0651 | Wednesday, December 13, 2006

Education

A new theme at Willow Glen High: Morp is prom spelled backwards

By Mayra Flores De Marcotte

Willow Glen High School students tossed tradition to the wind and flipped their winter formal on its head.

This year's dance turned into a casual soiree with jeans and T-shirts instead of gowns and tuxes, and tater tots and Swedish fish replaced strawberries and non-alcoholic daiquiris.

"Students don't have to buy expensive dresses or rent expensive tuxes to go to this dance," says Associated Student Body dance commissioner Jazmin Oseguera. "More people will be able to participate in the dance."

Jazmin picked up on the idea from a California Association Directors of Activity Camp she attended during the summer.

The idea developed into this year's dance theme--MORP, or prom spelled backwards.

Staying true to the dance's backward nature, students in the leadership class spent the two weeks prior to the Dec. 8 dance promoting and advertising the MORP theme with signs all over campus. The signs asked if students knew what MORP was. The students also promoted the dance by reading broadcasting announcements backward over the school's loudspeaker.

The new spin on an old tradition was meant to boost attendance, says Willow Glen High leadership teacher Melissa Foster.

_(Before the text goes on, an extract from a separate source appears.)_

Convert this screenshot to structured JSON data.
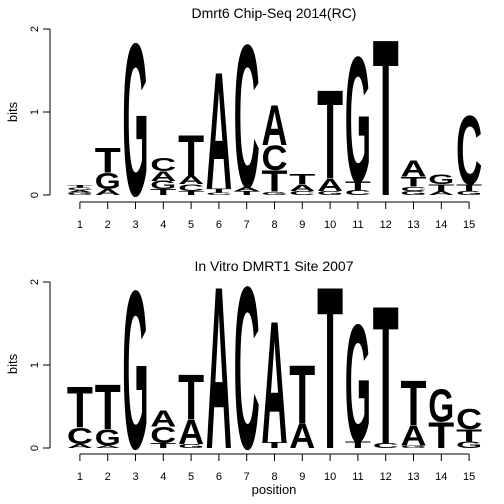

In the '80s, the last dance of the year, the Crystal Ball, was well attended, Foster says. During the '90s, however, attendance dropped and there were many attempts to change the dance's design.

The dance never regained its popularity, Foster noted; the "allure" was lost.

This new, casual approach has been a springboard for change, she says.

"This dance will help students celebrate the beginning of the new year, and the end of the old," Foster says.

Leadership students also used this low-key dance to offer the student population an alternative to the five other formal dances throughout the year.

"We have fancy date dances the rest of the year," Foster says. "The students just wanted to do something different."

The dance was designed to also cost less than a more formal affair, and all the decorations used were recycled from prior events. Students paid $10 in advance or $15 at the door to attend.

"We used stars that were used for the homecoming dance, signs, big flowers, just threw everything out there," Jazmin says.

The dance coordinator also made sure to have balloons and white decorations so the blacklights made everything glow.

"This was the weirdest dance ever," Jazmin says, "but everyone had fun."